This lab is separated into two parts, I'll blog my work in different post.
In the first part, we've got a source code from professor Chris, which is a similar stuff to our lab5, scaling the volume of sound, but it includes inline assembler.
The first thing I'll do is add a timer to the code in order to check the performing time. Build and run the program, here is the output:
-------------------------------------------------------------------------
[qichang@aarchie spo600_20181_inline_assembler_lab]$ ./vol_simd
Generating sample data.
Scaling samples.
Summing samples.
Result: -462
Time: 0.024963 seconds.
-------------------------------------------------------------------------
Then I adjusted the number of samples to 5000000 in vol.h:
-------------------------------------------------------------------------
[qichang@aarchie spo600_20181_inline_assembler_lab]$ cat vol_simd.c
// vol_simd.c :: volume scaling in C using AArch64 SIMD
// Chris Tyler 2017.11.29-2018.02.20
#include <stdlib.h>
#include <stdio.h>
#include <stdint.h>
#include "vol.h"
int main() {
int16_t* in; // input array
int16_t* limit; // end of input array
int16_t* out; // output array
// these variables will be used in our assembler code, so we're going
// to hand-allocate which register they are placed in
// Q: what is an alternate approach?
register int16_t* in_cursor asm("r20"); // input cursor
register int16_t* out_cursor asm("r21"); // output cursor
register int16_t vol_int asm("r22"); // volume as int16_t
int x; // array interator
int ttl; // array total
in=(int16_t*) calloc(SAMPLES, sizeof(int16_t));
out=(int16_t*) calloc(SAMPLES, sizeof(int16_t));
srand(-1);
printf("Generating sample data.\n");
for (x = 0; x < SAMPLES; x++) {
in[x] = (rand()%65536)-32768;
}
// --------------------------------------------------------------------
in_cursor = in;
out_cursor = out;
limit = in + SAMPLES ;
// set vol_int to fixed-point representation of 0.75
// Q: should we use 32767 or 32768 in next line? why?
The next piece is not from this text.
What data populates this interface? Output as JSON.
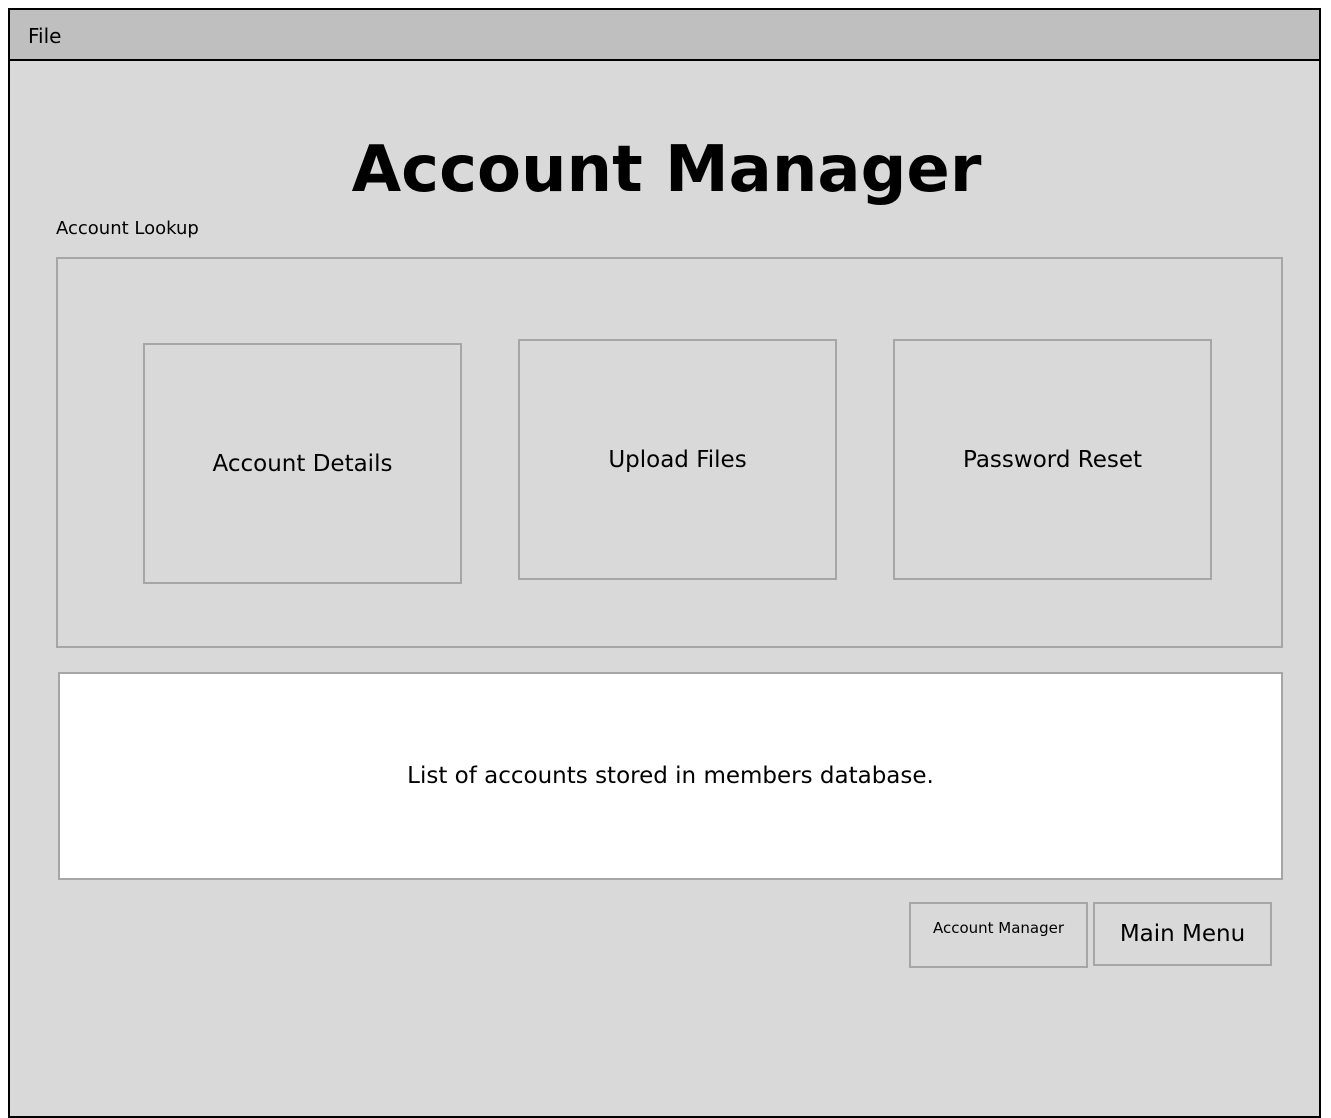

vol_int = (int16_t) (0.75 * 32767.0);
printf("Scaling samples.\n");
// Q: what does it mean to "duplicate" values in the next line?
__asm__ ("dup v1.8h,%w0"::"r"(vol_int)); // duplicate vol_int into v1.8h
while ( in_cursor < limit ) {
__asm__ (
"ldr q0, [%[in]],#16 \n\t"
// load eight samples into q0 (v0.8h)
// from in_cursor, and post-increment
// in_cursor by 16 bytes
"sqdmulh v0.8h, v0.8h, v1.8h \n\t"
// multiply each lane in v0 by v1*2
// saturate results
// store upper 16 bits of results into v0
"str q0, [%[out]],#16 \n\t"
// store eight samples to out_cursor
// post-increment out_cursor by 16 bytes
// Q: what happens if we remove the following
// two lines? Why?
: [in]"+r"(in_cursor)
: "0"(in_cursor),[out]"r"(out_cursor)
);
}
// --------------------------------------------------------------------
printf("Summing samples.\n");
for (x = 0; x < SAMPLES; x++) {
ttl=(ttl+out[x])%1000;
}
// Q: are the results usable? are they correct?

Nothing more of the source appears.